Tuesday, September 23, 2008

Volcano! In The New York Times.

VOLCANO!
“Paperwork”

(Leaf)
Original post

The noisy, ferociously talented band Volcano! earns its name with its explosion of song: melodies within melodies, little harmony-rich sketches that could fuel another band’s entire track.


Yet “Paperwork,” this Chicago trio’s second album, isn’t all pleasure. Volcano! has absorbed a lot from Deerhoof, another band with a killer drummer and complicated songs that sound fresh, jury-rigged and seldom overthought. And it sounds as if this band has inherited some of Deerhoof’s anti-production too: Sam Scranton’s bass drum like a tabloid headline; Aaron With’s trebly guitar and dry-sounding vocals, mixed low enough to make the words indistinct; keyboards and electronics (from Mark Cartwright) used in nontraditional ways, sudden surges of ensemble sound that push everything into the red.

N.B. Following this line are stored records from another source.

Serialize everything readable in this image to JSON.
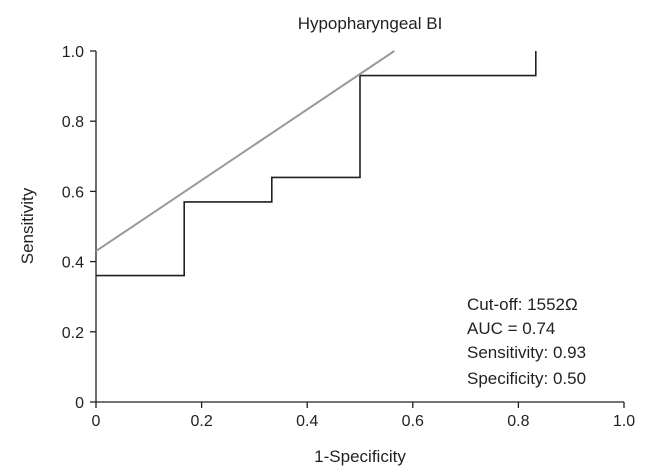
{
  "chart_data": {
    "type": "line",
    "title": "Hypopharyngeal BI",
    "xlabel": "1-Specificity",
    "ylabel": "Sensitivity",
    "xlim": [
      0,
      1.0
    ],
    "ylim": [
      0,
      1.0
    ],
    "x_ticks": [
      "0",
      "0.2",
      "0.4",
      "0.6",
      "0.8",
      "1.0"
    ],
    "y_ticks": [
      "0",
      "0.2",
      "0.4",
      "0.6",
      "0.8",
      "1.0"
    ],
    "grid": false,
    "legend": "none",
    "series": [
      {
        "style": "step",
        "color": "#231f20",
        "points": [
          {
            "x": 0,
            "y": 0.36
          },
          {
            "x": 0.167,
            "y": 0.36
          },
          {
            "x": 0.167,
            "y": 0.57
          },
          {
            "x": 0.333,
            "y": 0.57
          },
          {
            "x": 0.333,
            "y": 0.64
          },
          {
            "x": 0.5,
            "y": 0.64
          },
          {
            "x": 0.5,
            "y": 0.93
          },
          {
            "x": 0.833,
            "y": 0.93
          },
          {
            "x": 0.833,
            "y": 1.0
          }
        ]
      },
      {
        "style": "line",
        "color": "#999999",
        "points": [
          {
            "x": 0,
            "y": 0.43
          },
          {
            "x": 0.565,
            "y": 1.0
          }
        ]
      }
    ],
    "annotations": [
      "Cut-off: 1552Ω",
      "AUC = 0.74",
      "Sensitivity: 0.93",
      "Specificity: 0.50"
    ]
  }
}
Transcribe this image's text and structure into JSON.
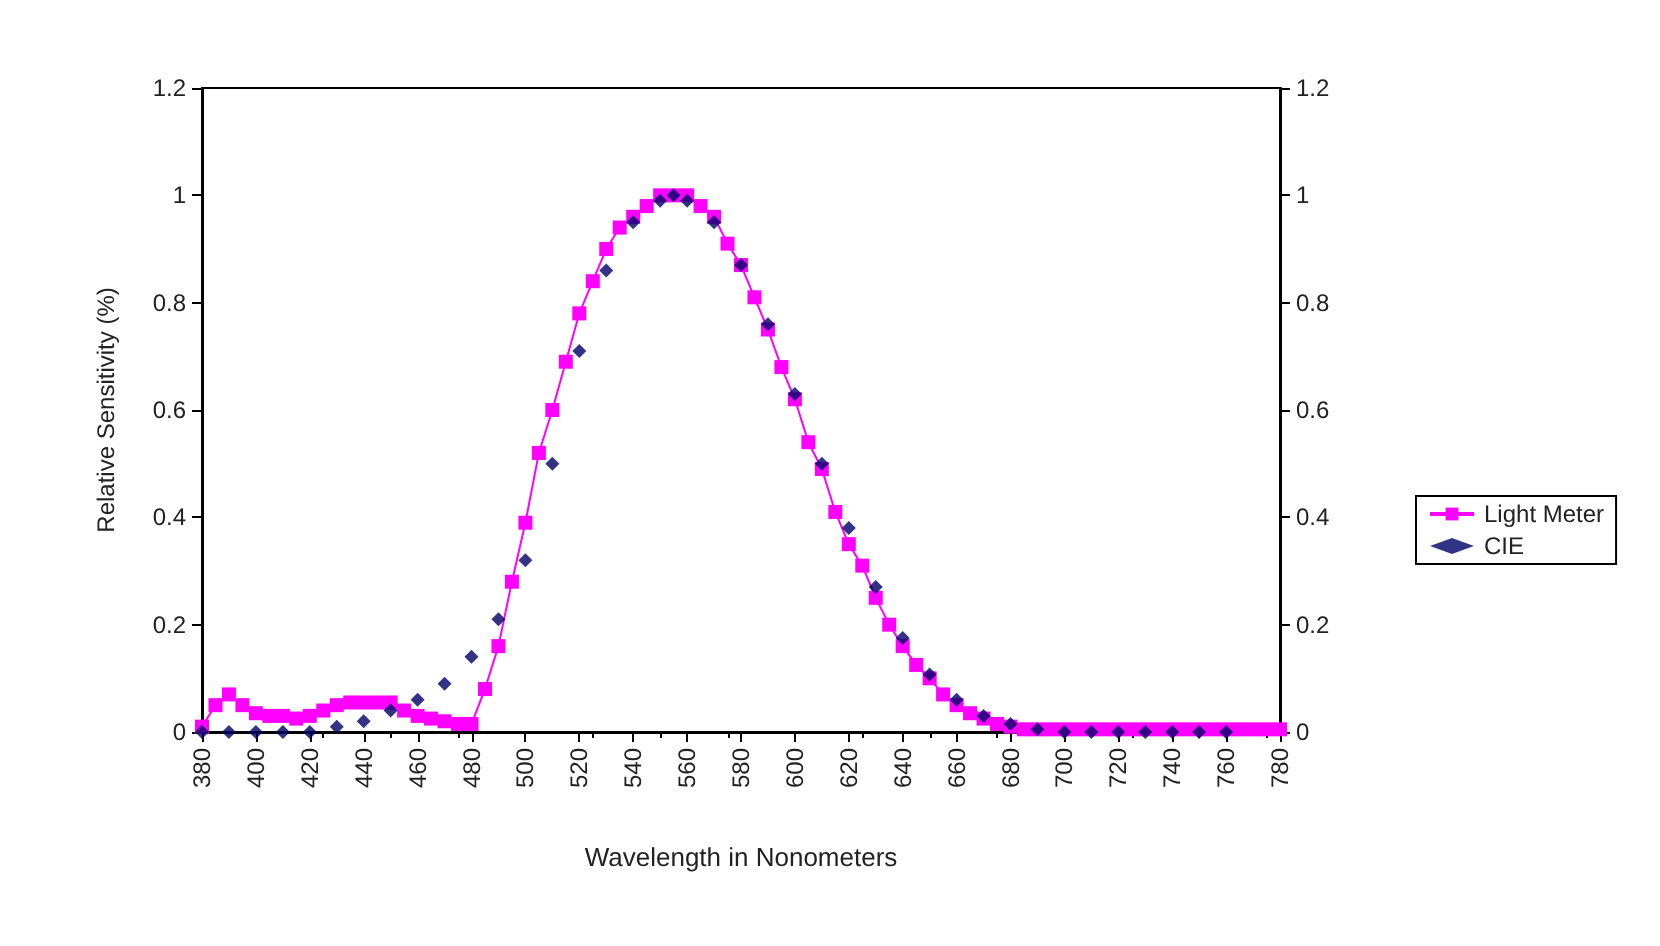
{
  "chart_data": {
    "type": "line",
    "xlabel": "Wavelength in Nonometers",
    "ylabel": "Relative Sensitivity (%)",
    "xlim": [
      380,
      780
    ],
    "xticks": [
      380,
      400,
      420,
      440,
      460,
      480,
      500,
      520,
      540,
      560,
      580,
      600,
      620,
      640,
      660,
      680,
      700,
      720,
      740,
      760,
      780
    ],
    "ylim": [
      0,
      1.2
    ],
    "yticks": [
      0,
      0.2,
      0.4,
      0.6,
      0.8,
      1,
      1.2
    ],
    "y2lim": [
      0,
      1.2
    ],
    "y2ticks": [
      0,
      0.2,
      0.4,
      0.6,
      0.8,
      1,
      1.2
    ],
    "legend": "right",
    "grid": false,
    "series": [
      {
        "name": "Light Meter",
        "marker": "square",
        "color": "#ff00ff",
        "x": [
          380,
          385,
          390,
          395,
          400,
          405,
          410,
          415,
          420,
          425,
          430,
          435,
          440,
          445,
          450,
          455,
          460,
          465,
          470,
          475,
          480,
          485,
          490,
          495,
          500,
          505,
          510,
          515,
          520,
          525,
          530,
          535,
          540,
          545,
          550,
          555,
          560,
          565,
          570,
          575,
          580,
          585,
          590,
          595,
          600,
          605,
          610,
          615,
          620,
          625,
          630,
          635,
          640,
          645,
          650,
          655,
          660,
          665,
          670,
          675,
          680,
          685,
          690,
          695,
          700,
          705,
          710,
          715,
          720,
          725,
          730,
          735,
          740,
          745,
          750,
          755,
          760,
          765,
          770,
          775,
          780
        ],
        "values": [
          0.01,
          0.05,
          0.07,
          0.05,
          0.035,
          0.03,
          0.03,
          0.025,
          0.03,
          0.04,
          0.05,
          0.055,
          0.055,
          0.055,
          0.055,
          0.04,
          0.03,
          0.025,
          0.02,
          0.015,
          0.015,
          0.08,
          0.16,
          0.28,
          0.39,
          0.52,
          0.6,
          0.69,
          0.78,
          0.84,
          0.9,
          0.94,
          0.96,
          0.98,
          1.0,
          1.0,
          1.0,
          0.98,
          0.96,
          0.91,
          0.87,
          0.81,
          0.75,
          0.68,
          0.62,
          0.54,
          0.49,
          0.41,
          0.35,
          0.31,
          0.25,
          0.2,
          0.16,
          0.125,
          0.1,
          0.07,
          0.05,
          0.035,
          0.025,
          0.015,
          0.01,
          0.005,
          0.005,
          0.005,
          0.005,
          0.005,
          0.005,
          0.005,
          0.005,
          0.005,
          0.005,
          0.005,
          0.005,
          0.005,
          0.005,
          0.005,
          0.005,
          0.005,
          0.005,
          0.005,
          0.005
        ]
      },
      {
        "name": "CIE",
        "type": "scatter",
        "marker": "diamond",
        "color": "#000066",
        "x": [
          380,
          390,
          400,
          410,
          420,
          430,
          440,
          450,
          460,
          470,
          480,
          490,
          500,
          510,
          520,
          530,
          540,
          550,
          555,
          560,
          570,
          580,
          590,
          600,
          610,
          620,
          630,
          640,
          650,
          660,
          670,
          680,
          690,
          700,
          710,
          720,
          730,
          740,
          750,
          760
        ],
        "values": [
          0,
          0,
          0,
          0,
          0,
          0.01,
          0.02,
          0.04,
          0.06,
          0.09,
          0.14,
          0.21,
          0.32,
          0.5,
          0.71,
          0.86,
          0.95,
          0.99,
          1.0,
          0.99,
          0.95,
          0.87,
          0.76,
          0.63,
          0.5,
          0.38,
          0.27,
          0.175,
          0.107,
          0.06,
          0.03,
          0.015,
          0.005,
          0,
          0,
          0,
          0,
          0,
          0,
          0
        ]
      }
    ]
  }
}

Mr. With uses his guitar for jolting or lilting single-note lines, rhythm scratches and noise. His voice is what sounds like a true lead guitar, stretching words and sounds into giant melodies, even when they are just in-between parts, embellishments or passing phrases.


As a singer he’s brave and extremely musical but sometimes hard to take — histrionic and affected, with a grating falsetto. The lyrics are full of insults and petty frustrations about office drudgery, spoiled rock stars and consumerism. Sometimes they’re sung in Spanish. Once, in “Astronomer’s Ballad,” this fits the song, a kind of Mexican country waltz. A few other times it’s as unnecessary as the punctuation mark in the band’s name.